One of the key parts of data analysis is to use summary statistics to understand the trend in the data. Understanding the variability in such summary statistics can be extremely useful to put weight on such summary statistics. Bootstrapping, resampling data with replacement is an extremely useful tool to quantify uncertainty. It was originally developed by Brad Efron and wikipedia article nicely explains it as
The basic idea of bootstrapping is that inference about a population from sample data (sample → population) can be modelled by resampling the sample data and performing inference about a sample from resampled data (resampled → sample). As the population is unknown, the true error in a sample statistic against its population value is unknown. In bootstrap-resamples, the ‘population’ is in fact the sample, and this is known; hence the quality of inference of the ‘true’ sample from resampled data (resampled → sample) is measurable.

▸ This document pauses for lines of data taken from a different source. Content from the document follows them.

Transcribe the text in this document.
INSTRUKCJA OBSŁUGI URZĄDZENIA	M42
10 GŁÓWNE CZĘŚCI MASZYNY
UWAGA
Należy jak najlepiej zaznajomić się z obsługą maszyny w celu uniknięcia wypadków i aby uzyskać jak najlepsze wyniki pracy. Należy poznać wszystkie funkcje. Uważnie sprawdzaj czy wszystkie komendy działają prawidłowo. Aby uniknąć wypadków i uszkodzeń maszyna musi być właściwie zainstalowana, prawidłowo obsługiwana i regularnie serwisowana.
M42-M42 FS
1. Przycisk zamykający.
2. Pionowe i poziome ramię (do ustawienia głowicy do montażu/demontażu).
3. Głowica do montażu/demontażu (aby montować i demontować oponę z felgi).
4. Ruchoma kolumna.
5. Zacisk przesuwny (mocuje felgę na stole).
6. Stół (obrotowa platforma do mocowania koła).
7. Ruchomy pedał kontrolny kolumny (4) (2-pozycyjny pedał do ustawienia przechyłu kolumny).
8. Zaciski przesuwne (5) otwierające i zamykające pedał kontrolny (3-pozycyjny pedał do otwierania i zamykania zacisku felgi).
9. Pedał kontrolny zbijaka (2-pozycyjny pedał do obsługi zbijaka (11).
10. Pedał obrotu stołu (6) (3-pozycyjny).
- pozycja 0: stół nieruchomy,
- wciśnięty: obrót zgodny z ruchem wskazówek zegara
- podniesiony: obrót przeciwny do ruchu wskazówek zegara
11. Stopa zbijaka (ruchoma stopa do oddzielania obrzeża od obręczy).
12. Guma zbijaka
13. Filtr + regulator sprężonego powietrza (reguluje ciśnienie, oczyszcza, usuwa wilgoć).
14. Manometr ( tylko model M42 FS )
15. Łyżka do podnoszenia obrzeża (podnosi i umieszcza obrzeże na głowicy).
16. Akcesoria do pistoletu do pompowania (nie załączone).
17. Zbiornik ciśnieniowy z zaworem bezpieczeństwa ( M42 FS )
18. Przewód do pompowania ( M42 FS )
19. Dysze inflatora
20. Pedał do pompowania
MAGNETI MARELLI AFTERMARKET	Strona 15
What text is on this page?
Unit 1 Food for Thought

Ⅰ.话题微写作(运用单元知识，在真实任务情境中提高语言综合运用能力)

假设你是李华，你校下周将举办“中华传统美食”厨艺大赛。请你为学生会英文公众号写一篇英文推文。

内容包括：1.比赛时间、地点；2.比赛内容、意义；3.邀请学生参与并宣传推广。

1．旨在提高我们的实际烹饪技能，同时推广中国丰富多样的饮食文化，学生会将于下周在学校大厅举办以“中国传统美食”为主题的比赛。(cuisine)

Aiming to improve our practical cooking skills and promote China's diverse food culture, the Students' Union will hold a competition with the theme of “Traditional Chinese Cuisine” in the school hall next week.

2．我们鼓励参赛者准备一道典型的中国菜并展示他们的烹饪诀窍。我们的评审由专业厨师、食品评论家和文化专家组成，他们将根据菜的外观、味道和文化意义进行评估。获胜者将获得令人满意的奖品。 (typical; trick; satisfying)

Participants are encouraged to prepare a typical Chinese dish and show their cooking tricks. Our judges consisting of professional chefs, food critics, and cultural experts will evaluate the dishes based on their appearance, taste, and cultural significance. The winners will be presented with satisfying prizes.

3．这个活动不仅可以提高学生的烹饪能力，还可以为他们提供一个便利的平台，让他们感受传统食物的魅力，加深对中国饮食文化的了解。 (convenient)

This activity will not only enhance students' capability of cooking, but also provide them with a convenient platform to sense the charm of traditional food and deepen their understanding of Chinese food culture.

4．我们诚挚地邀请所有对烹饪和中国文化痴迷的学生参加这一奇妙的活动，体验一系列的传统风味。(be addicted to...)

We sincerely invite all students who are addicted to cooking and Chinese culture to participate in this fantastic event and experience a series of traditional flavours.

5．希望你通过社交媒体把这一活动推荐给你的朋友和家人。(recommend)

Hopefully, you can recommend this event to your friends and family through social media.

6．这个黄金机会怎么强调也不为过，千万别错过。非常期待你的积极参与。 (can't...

Pandas has a really nice function called “bootstrap_plot()” to visualize the uncertainty. Pandas bootstrap_plot() function make a quick plot for common summary statistics like mean and median with a specified number of bootstrapped samples of fixed size.
Let us load the packaged needed.
import pandas as pd import numpy as np import seaborn as sns import matplotlib.pyplot as plt
Let us import bootstrap_plot() function from pandas.plotting module.
from pandas.plotting import bootstrap_plot
We will use Palmer penguin data to understand the uncertainty in summary statistics computed on bill lengths mesasured on penguins.
data = sns.load_dataset("penguins") data = data.dropna()
Let us quickly make a histogram of bill length using Pandas hist() function to see the distribution of bill length.
data.bill_length_mm.hist(bins=50)
We can use bootstrap_plot() to understand the variability in our estimates of three measures of central tendency, mean, median and mid-range, of the observed data, Here we use the bill length for illustration. In this example, we sample 200 observation from our observed bill length with replacement for 500 times and estimate the the three statistics on each such sample.
bootstrap_plot(data["bill_length_mm"], size=200, samples=500, color="dodgerblue")
And Pandas’ bootstrap_plot() makes two types of plot for each of them and they show how reliable our estimate of mean/median/midrange is.